La serata è divisa in quattro fasi: la prima è “La scelta di fede alla base del servizio”, uno stimolo per ragionare sul ruolo della fede nell’esperienza scout. Lo stile di discernimento proposto dall’Agesci come tema dell’anno in corso, in che modo può conciliarsi con l’individualismo della società attuale? È da questa domanda che partirà l’intervento di don Andrea Piccotti, assistente ecclesiastico Agesci per la zona Ticino–Olona. In seguito si parlerà di accoglienza, un tema più che mai diffuso, visto il continuo flusso di migranti che arrivano in Italia. Un fenomeno da conoscere per poterlo comprendere appieno e riuscire a mettere in campo azioni efficaci di ospitalità e integrazione sul territorio. Non potrà mancare un momento di formazione tecnico–pratica. Durante i campi scout, infatti, possono capitare piccoli incidenti o emergenze sanitarie e bisogna essere pronti a reagire al meglio per prestare soccorso nel modo corretto. Perciò il dottor Mattia Martinelli darà qualche indicazione su cosa fare a seconda delle circostanze.
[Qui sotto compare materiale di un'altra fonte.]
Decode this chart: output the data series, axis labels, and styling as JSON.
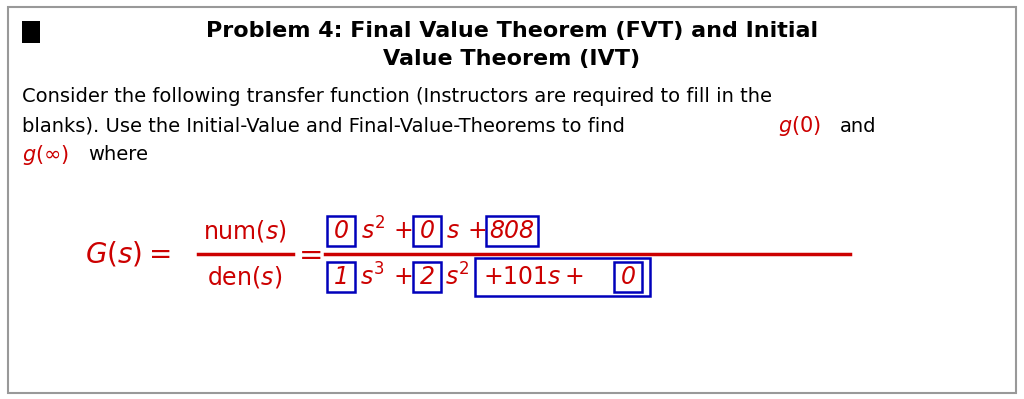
{
  "title_line1": "Problem 4: Final Value Theorem (FVT) and Initial",
  "title_line2": "Value Theorem (IVT)",
  "body_line1": "Consider the following transfer function (Instructors are required to fill in the",
  "body_line2": "blanks). Use the Initial-Value and Final-Value-Theorems to find",
  "body_line2_and": "and",
  "body_line3_where": "where",
  "black_color": "#000000",
  "red_color": "#cc0000",
  "blue_color": "#0000bb",
  "bg_color": "#ffffff",
  "border_color": "#999999",
  "title_fontsize": 16,
  "body_fontsize": 14,
  "formula_fontsize": 15
}
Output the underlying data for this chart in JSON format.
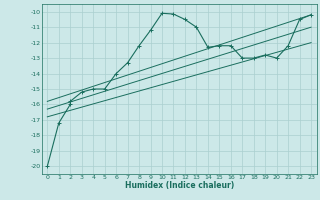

Infine, un’occasione pedagogica: Luisa Bartoli, dirigente degli istituti comprensivi di Castel Goffredo e Asola aiuterà a capire come dialogare con i ragazzi più indisciplinati. Ha ancora un valore educativo la punizione? Esistono azioni correttive senza punizioni? Su questi spunti si orienterà la riflessione. L’iniziativa, promossa dalla sezione mantovana dell’Agesci, è rivolta in particolare ai capi scout, ma è aperta anche alle parrocchie e ai cittadini. Chiunque, perciò, è invitato a partecipare.